The news comes as the asset allocation industry is experiencing a sort of upheaval. Industry insiders say they’ve seen an uptick in OCIO searches, while in-house allocators at institutions like Inova Health System, Mercy health system, and Children’s Hospitals Minnesota have been laid off or furloughed.
The results from the OCIO index show that for the one-, three-, five-, and ten-year periods ending March 31, the AlphaNasdaq OCIO broad market index underperformed a 60/40 portfolio made up of the Standard & Poor’s 500 stock index and the Bloomberg Barclays US Aggregate bond index.
The Alpha Nasdaq OCIO indexes include results from twenty OCIO firms with nearly 700 client portfolios under management. In addition to reporting broad market performance, the indexes are broken up based on institution type and risk profile.
The data show that endowment and foundation OCIO clients have lost 6.43 percent on average for the one-year period. Over the ten-year period, these clients have returned 5.66 percent. Compared with the 60/40 benchmark, the endowment and foundation index underperformed over the one-year-period and just barely beat the ten-year period index.
“A 60/40 portfolio has only two asset classes, but the portfolios managed by OCIOs have more than that,” said Valter Viola, managing director at investment consulting firm Cortex Applied Research. “So they better outperform those simple indexes for a variety of reasons.”
Meanwhile, defined benefit pension plan OCIO clients, which tend to take on less risk, returned 0.07 percent on average for the one-year period, and 7.14 percent for the ten-year period. This index outperformed the 60/40 benchmark.
“I don’t know if the defined benefit OCIOs get credit for the outstanding returns, or if their liability-driven investments get it,” Alford said by phone Tuesday.
One reason the performance at some institutions are faltering? “Most OCIO funds have strict rebalancing processes,” Viola said by phone Tuesday.
He added that some OCIO firms are required to rebalance assets once per month to ensure that they’re hitting asset allocation targets. But when certain securities do well, they take up a bigger piece of the allocation pie. If that gets too big, OCIO firms have to sell.
“They’re selling the winners and buying the losers,” Viola said. The good news, though, according to Viola, is that some OCIO firms can rebalance daily. “It’s a little bit more trading than they otherwise would do, but it can pay off,” he said.
[II Deep Dive: Allocators Believed Their Jobs Were Safe From Covid Cuts.

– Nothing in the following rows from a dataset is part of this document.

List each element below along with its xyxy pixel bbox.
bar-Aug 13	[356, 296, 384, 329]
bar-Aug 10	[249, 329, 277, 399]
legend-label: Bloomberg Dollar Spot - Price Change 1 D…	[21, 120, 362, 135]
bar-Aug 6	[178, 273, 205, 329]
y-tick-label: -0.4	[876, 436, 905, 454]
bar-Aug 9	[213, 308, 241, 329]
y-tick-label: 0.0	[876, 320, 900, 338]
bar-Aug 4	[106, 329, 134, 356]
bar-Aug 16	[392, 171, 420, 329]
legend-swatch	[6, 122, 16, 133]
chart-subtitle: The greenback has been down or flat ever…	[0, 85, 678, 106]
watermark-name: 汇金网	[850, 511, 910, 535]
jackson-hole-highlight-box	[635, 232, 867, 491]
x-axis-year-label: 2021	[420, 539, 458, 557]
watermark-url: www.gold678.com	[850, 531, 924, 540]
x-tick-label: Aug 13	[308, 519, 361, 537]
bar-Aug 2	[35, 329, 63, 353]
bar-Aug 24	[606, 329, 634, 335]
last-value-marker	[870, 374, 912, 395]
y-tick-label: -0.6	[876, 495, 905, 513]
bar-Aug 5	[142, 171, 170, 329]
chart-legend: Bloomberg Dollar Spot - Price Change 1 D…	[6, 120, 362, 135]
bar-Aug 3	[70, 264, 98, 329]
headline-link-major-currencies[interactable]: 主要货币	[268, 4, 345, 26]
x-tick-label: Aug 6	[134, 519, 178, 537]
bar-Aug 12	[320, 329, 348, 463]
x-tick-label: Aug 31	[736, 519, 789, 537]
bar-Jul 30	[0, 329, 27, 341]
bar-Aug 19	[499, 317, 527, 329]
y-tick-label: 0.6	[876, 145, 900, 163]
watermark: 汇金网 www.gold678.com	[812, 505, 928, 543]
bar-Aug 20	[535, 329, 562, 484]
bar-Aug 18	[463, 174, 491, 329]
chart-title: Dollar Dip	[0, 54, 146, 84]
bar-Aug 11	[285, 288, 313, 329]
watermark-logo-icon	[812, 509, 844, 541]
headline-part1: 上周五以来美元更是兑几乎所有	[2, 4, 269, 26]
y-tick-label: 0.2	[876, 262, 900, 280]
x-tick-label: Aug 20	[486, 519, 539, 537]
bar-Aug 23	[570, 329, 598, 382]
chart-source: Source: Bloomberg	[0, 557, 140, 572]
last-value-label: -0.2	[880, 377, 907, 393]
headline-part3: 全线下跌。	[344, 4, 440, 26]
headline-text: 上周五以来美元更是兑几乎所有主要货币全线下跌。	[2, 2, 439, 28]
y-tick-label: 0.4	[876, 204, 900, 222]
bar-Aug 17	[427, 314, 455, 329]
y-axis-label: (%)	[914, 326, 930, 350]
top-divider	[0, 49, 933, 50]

They’re Not.]
Even as OCIO clients underperform benchmarks, industry insiders share that anecdotally, the number of institutions considering OCIO services is on the rise.
“There are more people who want to do OCIO, especially in the endowment and foundation space,” Alford said, noting that his firm’s search volume is “through the roof.”
He added that some early adopters of the OCIO model have seen fees for the service come down, which in turn has made them want to reconsider their provider.
Meanwhile, some institutions that put off their OCIO search plans as they managed through the early days of the pandemic have started looking at the service again, according to OCIO consultant Dennis Sugino, founder of Kansa Advisory.
“If you sort of think about everyone’s lives during March and April, people were thinking about different things than OCIO searches,” he said by phone Tuesday. “There has probably been pent-up demand.”